The horse owner should develop vigilance for opossum feces in the horse barn, commonly found along the top of wooden struts and beams, which should signify a need to increase surveillance for opossums, improve the general level of hygiene in the barn, and to reconsider the extent to which preventive measures have been undertaken.
If possible, horses should not be allowed to drink from slow-running streams or stagnant ponds, especially in wooded areas. Fresh water should be provided in clean containers or through automatic waterers. Watering sources for horses in paddocks or at pasture should be inspected periodically to ensure that fecal contamination by wild animals and birds is not occurring.
Other small wild mammals (rats and mice), certain birds, and insects (such as cockroaches) might also play a role in the mechanical dispersion of infective sporocysts from opossum feces into the horse's environment; for this reason, preventive measures should also include strategies to minimize the numbers of rats and mice in barns and in places where horse feed is stored. Wild birds should not be tolerated in horse barns and mesh-net screens may be used to impede bird access into barns. Bird feeders should be eliminated. Regular treatments of the equine environment by an insect exterminator should be considered as part of any EPM prevention strategy. Allowing cats to live in the horse barn might deter wild birds.

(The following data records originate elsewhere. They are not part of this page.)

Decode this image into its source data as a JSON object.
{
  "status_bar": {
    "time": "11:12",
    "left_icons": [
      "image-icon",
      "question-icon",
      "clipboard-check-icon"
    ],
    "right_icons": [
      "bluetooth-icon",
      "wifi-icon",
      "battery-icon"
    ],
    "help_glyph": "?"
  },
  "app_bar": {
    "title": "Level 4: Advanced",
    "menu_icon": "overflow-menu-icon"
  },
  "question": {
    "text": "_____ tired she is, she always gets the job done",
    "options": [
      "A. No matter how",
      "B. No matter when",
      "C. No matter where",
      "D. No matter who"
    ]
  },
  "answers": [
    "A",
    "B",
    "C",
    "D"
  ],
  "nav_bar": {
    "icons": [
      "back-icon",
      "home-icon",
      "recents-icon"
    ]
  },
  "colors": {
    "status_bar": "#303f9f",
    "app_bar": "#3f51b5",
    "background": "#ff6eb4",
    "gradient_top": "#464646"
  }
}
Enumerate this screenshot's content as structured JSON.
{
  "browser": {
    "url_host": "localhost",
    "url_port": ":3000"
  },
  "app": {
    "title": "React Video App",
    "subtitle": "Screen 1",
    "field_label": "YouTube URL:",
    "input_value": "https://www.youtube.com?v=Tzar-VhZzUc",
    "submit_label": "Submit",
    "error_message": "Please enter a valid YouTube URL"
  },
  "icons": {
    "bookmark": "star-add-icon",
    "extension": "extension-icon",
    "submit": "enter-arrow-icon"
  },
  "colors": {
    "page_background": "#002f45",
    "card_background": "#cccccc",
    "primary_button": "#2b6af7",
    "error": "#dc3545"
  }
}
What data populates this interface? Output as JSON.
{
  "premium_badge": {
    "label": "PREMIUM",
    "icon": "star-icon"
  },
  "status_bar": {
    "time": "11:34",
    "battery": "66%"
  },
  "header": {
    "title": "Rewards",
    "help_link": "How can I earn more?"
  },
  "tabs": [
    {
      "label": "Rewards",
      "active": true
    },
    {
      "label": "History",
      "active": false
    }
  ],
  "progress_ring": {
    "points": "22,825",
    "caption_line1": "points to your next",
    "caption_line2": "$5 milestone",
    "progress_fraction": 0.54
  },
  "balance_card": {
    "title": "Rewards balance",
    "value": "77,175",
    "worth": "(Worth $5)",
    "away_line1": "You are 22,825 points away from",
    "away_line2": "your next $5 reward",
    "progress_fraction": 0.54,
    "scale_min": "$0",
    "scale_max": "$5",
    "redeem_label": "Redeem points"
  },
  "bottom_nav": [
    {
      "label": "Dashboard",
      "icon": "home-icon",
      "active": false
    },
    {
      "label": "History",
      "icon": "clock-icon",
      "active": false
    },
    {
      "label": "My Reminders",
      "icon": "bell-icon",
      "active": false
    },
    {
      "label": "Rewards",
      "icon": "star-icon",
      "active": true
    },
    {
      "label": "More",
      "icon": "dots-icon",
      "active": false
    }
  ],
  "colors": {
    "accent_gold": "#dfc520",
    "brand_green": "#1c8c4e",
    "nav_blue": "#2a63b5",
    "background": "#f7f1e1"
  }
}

It is fortunate that, although a majority of horses are exposed to Sarcocystis neurona in certain parts of the United States and Canada (leading to a positive blood test for EPM), only a small number of exposed horses actually develop neurological signs. At this time, highly effective preventive measures (such as vaccination) have not been designed and the strategies suggested here are simply logical approaches to management which are largely based on what little we know about the natural history of this parasite and the opossum.
Interestingly, EPM does not appear to affect either donkeys or mules. Out of concern for the problem, horse owners are electing to replace their horses with donkeys and mules.
A vaccine manufacturer has recently announced that a vaccine targeted against Sarcocystis neurona will be available shortly. It should be noted that, at this time, the company has not yet demonstrated that this vaccine is able to protect horses against EPM.